Великолепен был вид зимней природы. Мороз выжал влажность из древесных сучьев и стволов, и кусты и деревья, даже камыши и высокие травы опушились густым инеем, по которому безвредно сквозили солнечные лучи, осыпая их только холодным блеском алмазных огней. Красны, ясны и тихи стояли короткие зимние дни, похожие, как две капли воды, один на другой; а как-то невесело, беспокойно становилось на душе, да и народ приуныл. Болезни, безветрие, бесснежие и впереди бескормица для скота. Как тут не приуныть? Все молились о снеге, как летом о дожде, и вот, наконец, пошли косички по небу, мороз начал сдавать, померкла ясность синего неба, потянул западный ветер, и пухлая, белая туча, незаметно надвигаясь, заволокла со всех сторон горизонт. Как будто сделав свое дело, ветер опять утих, и благодатный снег начал прямо, медленно, большими клочьями опускаться на землю. Радостно смотрели крестьяне на порхающие в воздухе пушистые снежинки, которые, сначала порхая и кружась, опускались на землю. Снег начал идти с деревенского раннего обеда, шел беспрестанно, час от часу сильнее и гуще. Я всегда любил смотреть на тихое падение или опущение снега. Чтобы вполне насладиться этою картиной, я вышел в поле, и чудное зрелище представилось глазам моим: все безграничное пространство вокруг меня представляло вид снежного потока, будто небеса разверзлись, рассыпались снежным пухом и наполнили весь воздух движением и поразительною тишиной. Наступали длинные, зимние сумерки; падающий снег начинал закрывать все предметы и белым мраком одевал землю.
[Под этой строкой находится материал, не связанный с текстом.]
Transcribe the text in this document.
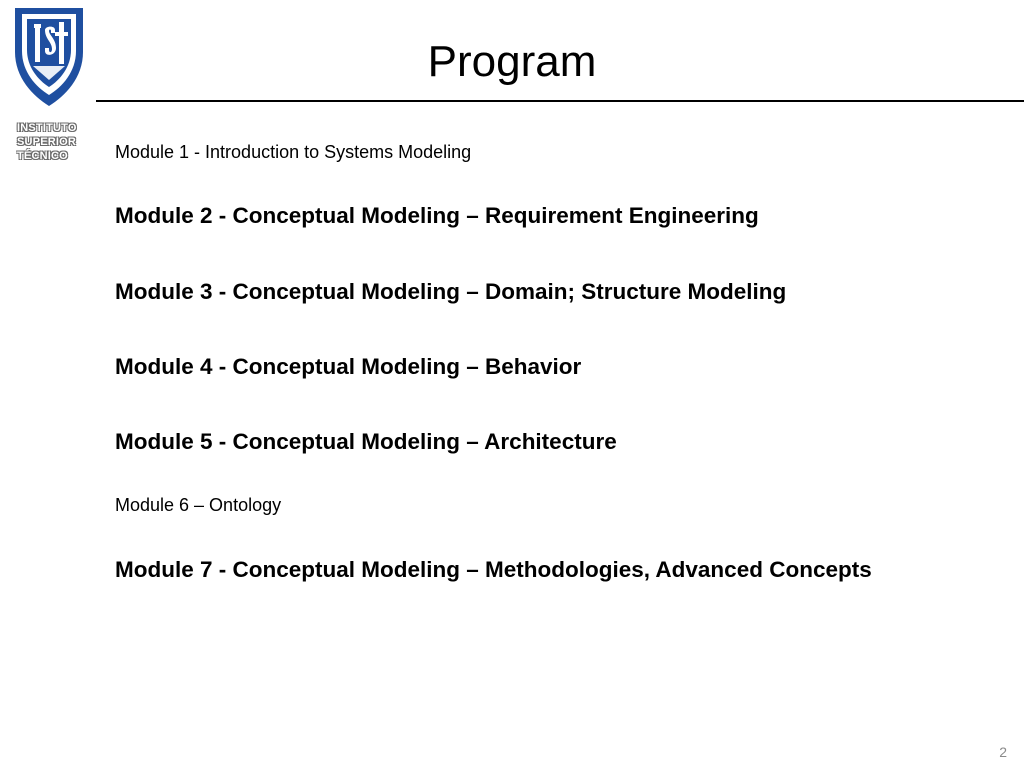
INSTITUTO
SUPERIOR
TÉCNICO
Program
Module 1 - Introduction to Systems Modeling
Module 2 - Conceptual Modeling – Requirement Engineering
Module 3 - Conceptual Modeling – Domain; Structure Modeling
Module 4 - Conceptual Modeling – Behavior
Module 5 - Conceptual Modeling – Architecture
Module 6 – Ontology
Module 7 - Conceptual Modeling – Methodologies, Advanced Concepts
2
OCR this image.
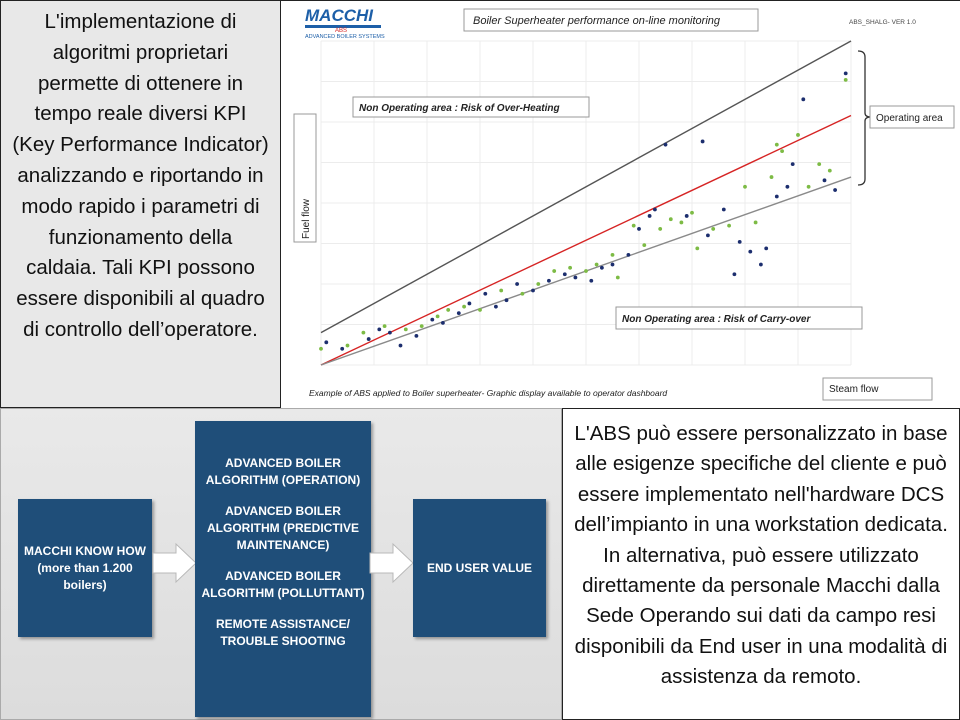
L'implementazione di algoritmi proprietari permette di ottenere in tempo reale diversi KPI (Key Performance Indicator) analizzando e riportando in modo rapido i parametri di funzionamento della caldaia. Tali KPI possono essere disponibili al quadro di controllo dell’operatore.
MACCHI
ABS
ADVANCED BOILER SYSTEMS
Boiler Superheater performance on-line monitoring	ABS_SHALG- VER 1.0
Fuel flow
Non Operating area : Risk of Over-Heating
Non Operating area : Risk of Carry-over
Operating area
Steam flow
Example of ABS applied to Boiler superheater- Graphic display available to operator dashboard
MACCHI KNOW HOW (more than 1.200 boilers)
ADVANCED BOILER ALGORITHM (OPERATION)
ADVANCED BOILER ALGORITHM (PREDICTIVE MAINTENANCE)
ADVANCED BOILER ALGORITHM (POLLUTTANT)
REMOTE ASSISTANCE/ TROUBLE SHOOTING
END USER VALUE
L'ABS può essere personalizzato in base alle esigenze specifiche del cliente e può essere implementato nell'hardware DCS dell’impianto in una workstation dedicata. In alternativa, può essere utilizzato direttamente da personale Macchi dalla Sede Operando sui dati da campo resi disponibili da End user in una modalità di assistenza da remoto.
Хотя мне, как страстному ружейному охотнику, мелкоснежье было выгодно и стрельба тетеревов с подъезда, несмотря на стужу, была удобна и добычлива, но, видя общее уныние и сочувствуя общему желанию, я также радовался снегу. Я воротился домой; но не в душную комнату, а в сад, и с наслаждением ходил по дорожкам, осыпаемый снежными хлопьями. Засветились огоньки в крестьянских избах, и бледные лучи легли поперек улицы; предметы смешались, утонули в потемневшем воздухе. Я вошел в дом, но и там долго стоял у окошка, стоял до тех пор, покуда нельзя было различать опускающихся снежинок... Какая пороша будет завтра, подумал я, если снег к утру перестанет идти: где малик — там и русак... И охотничьи заботы и мечты овладели моим воображением. Я особенно любил следить русаков, которых множество водилось по горам и оврагам, около хлебных крестьянских гумен. Я с вечера приготовил все охотничьи припасы и снаряды; несколько раз выбегал посмотреть, идет ли снег, и убедись, что он идет по-прежнему, так же тихо и сильно, так же ровно устилая землю, с приятными надеждами лег спать. Длинна зимняя ночь, и особенно в деревне, где ложатся рано: бока пролежишь, дожидаясь белого дня. Я всегда просыпался часа за два до зари и любил встречать без свечки зимний рассвет. В этот день я проснулся еще ранее и сейчас пошел узнать, что делается на дворе. На дворе была совершенная тишина. Воздух стал мягок, и, несмотря на двадцатиградусный мороз, мне показалось тепло. Высыпались снежные тучи, и только изредка какие-то запоздавшие снежинки падали мне на лицо. В деревне давно проснулась жизнь; во всех избах светились огоньки и топились печи, а на гумнах, при свете пылающей соломы, молотили хлеб. Гул речей и стук с ближайших овинов долетал до моего слуха. Я засмотрелся, заслушался и не скоро воротился в свою теплую комнату. Я сел против окошка на восток и стал дожидаться света; долго нельзя было заметить никакой перемены. Наконец, показалась особенная белизна в окнах, побелела изразцовая печка, и обозначился у стены шкаф с книгами, которого до тех пор нельзя было различить. В другой комнате, дверь в которую была отворена, уже топилась печка. Гудя и потрескивая и похлопывая заслонкой, она освещала дверь и половину горницы каким-то веселым, отрадным и гостеприимным светом. Но белый день вступал в свои права, и освещение от топящейся печки постепенно исчезало. Как хорошо, как сладко на душе! Спокойно, тихо и светло! Какие-то неясные, полные неги, теплые мечты наполняли душу...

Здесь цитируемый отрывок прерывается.